As desperately as you want to deny it, the diesel Land Rover had plenty of time to erupt into a fire capable of spreading to other vehicles in the garage.
 
Vixen, do diesel hybrids put out less black, sooty smoke than diesel internal combustion engines when they are on fire? Whatever else might be burning in a hybrid, there's still roughly the same amount of diesel burning, right?

So if the lack of black smoke is an issue for the hypothesis that it is a diesel ICE vehicle, it's equally an issue for the hypothesis that it's a diesel hybrid, no?

The fire in the photograph appears to be confined to the front left of the car and towards the lower part. There is no smoke coming from the engine at the front or the fuel tank at the rear. The flames are orange and red with the grey smoke that is a classic of a lithium-ion fire. The driver was unable to extinguish it with a couple of fire extinguishers which would normally do the job, or failing that by the fire brigade who arrived very promptly - 'within eight minutes'.

So what happened here? I likely scenario IMV having looked at all of the possible facts available so far is that a thermal runaway started in a lithium-ion battery situated towards the front of the vehicle. This is uncontainable by ordinary means as it self-oxygenates, so the driver abandoned his attempts. A burning lithium-ion battery is not only intensely hot (up to 2,000°) - it is the size of a suitcase and is packed with cells - but it gives of projectiles of intense heat. A shrapnel from this lithium battery fire penetrated the diesel fuel tank, causing the hot vapours there, which are given off by the diesel at circa 100 °C, to ignite being within 10% of the flashpoint, causing a massive fireball and it is this fireball of intense heat together with the lithium-ion battery fire that caused rapid spread to other vehicles and causing the concrete and steel rebars to buckle, somehow causing the vehicles in the next roof top level to ignite, being completely open-air and fanned by windy weather. The evidence for this are witnesses describing flame being 'thrown'.

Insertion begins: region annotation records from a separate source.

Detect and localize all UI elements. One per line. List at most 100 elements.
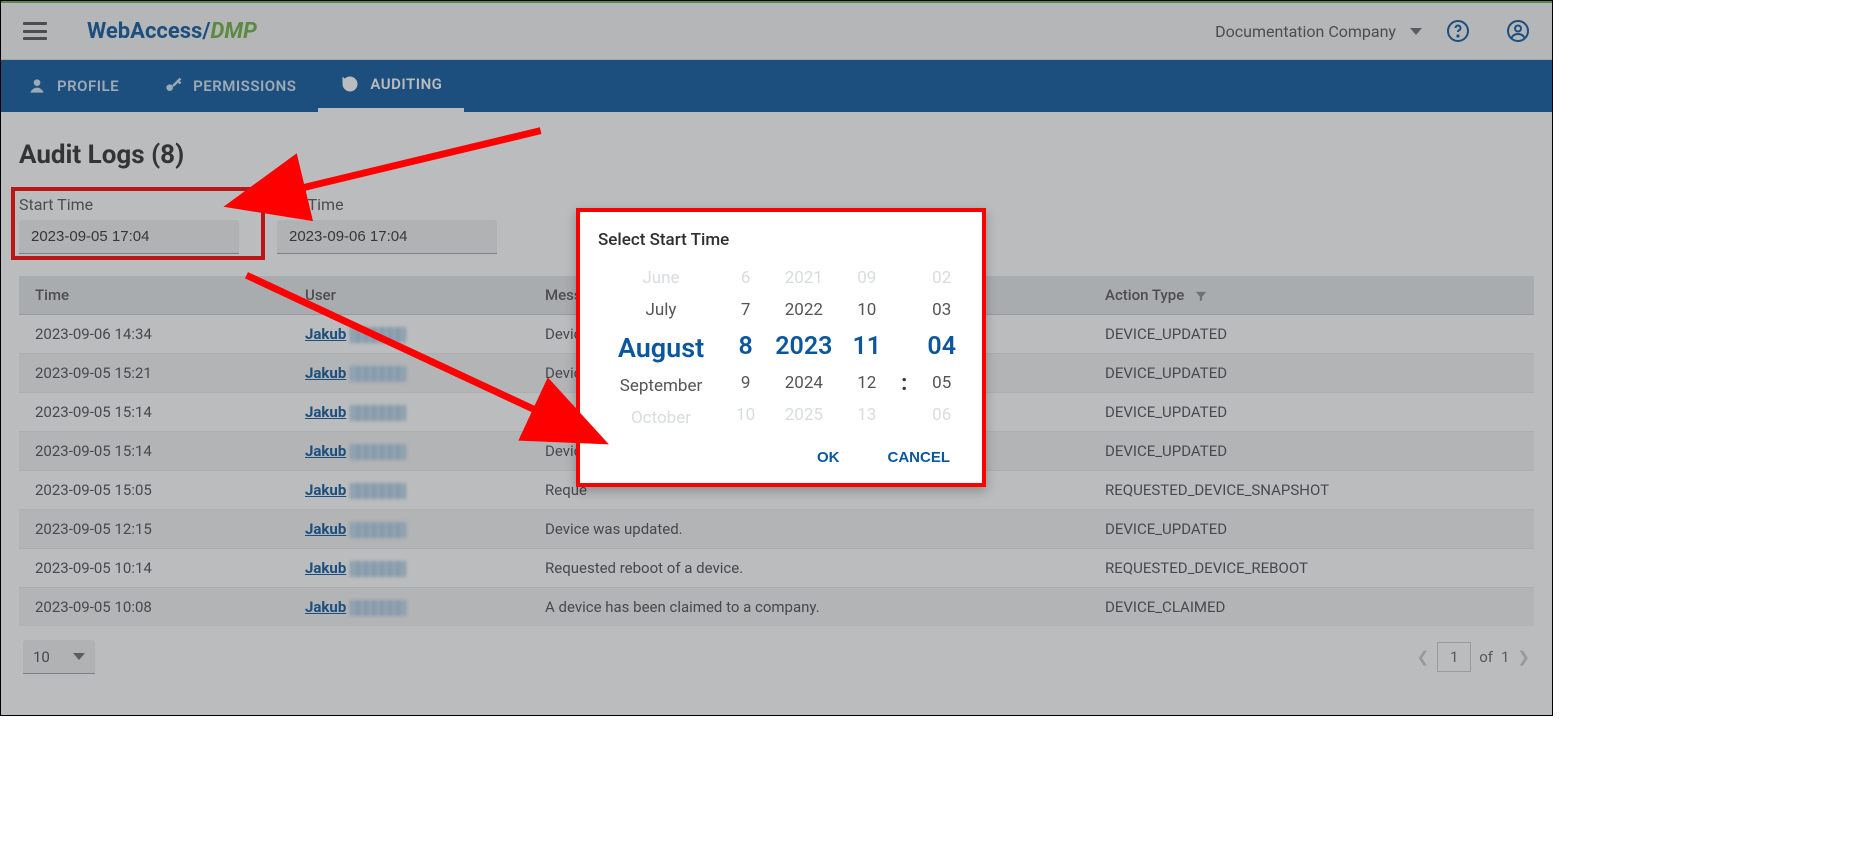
cell-action: DEVICE_UPDATED [1089, 432, 1534, 471]
redacted [350, 327, 406, 343]
cell-user: Jakub [289, 588, 529, 627]
cell-time: 2023-09-06 14:34 [19, 315, 289, 354]
table-row: 2023-09-05 12:15 Jakub Device was updated.… [19, 510, 1534, 549]
grid-footer: 10 ❮ 1 of 1 ❯ [19, 626, 1534, 676]
tab-label: PERMISSIONS [193, 77, 296, 95]
start-time-field: Start Time [19, 195, 259, 254]
user-link[interactable]: Jakub [305, 481, 346, 499]
cell-message: A device has been claimed to a company. [529, 588, 1089, 627]
cell-user: Jakub [289, 315, 529, 354]
end-time-field: End Time [277, 195, 517, 254]
cell-time: 2023-09-05 15:05 [19, 471, 289, 510]
cell-action: DEVICE_UPDATED [1089, 354, 1534, 393]
user-link[interactable]: Jakub [305, 403, 346, 421]
redacted [350, 405, 406, 421]
cell-user: Jakub [289, 393, 529, 432]
tab-profile[interactable]: PROFILE [5, 60, 141, 112]
cell-user: Jakub [289, 354, 529, 393]
page-size-value: 10 [33, 648, 50, 666]
col-user[interactable]: User [289, 276, 529, 315]
end-time-label: End Time [277, 195, 517, 214]
person-icon [27, 76, 47, 96]
subnav: PROFILE PERMISSIONS AUDITING [1, 60, 1552, 112]
datetime-picker: June July August September October 6 7 8… [596, 268, 966, 428]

Lithium-ion fires throw flames and become so hot, it explains why the floor beneath Vehicle Zero collapsed from the heat intensity. In addition, lithium-ion battery fires give off extremely noxious fumes and this explains why five personnel were immediately stricken by inhalation difficulties and the entire fire brigade having to withdraw from the building all together. If you recall, at Liverpool they were able to fight the fire from the stairwells for nigh on two hours before giving up. At Luton a major incident was declared just half an hour after their arrival.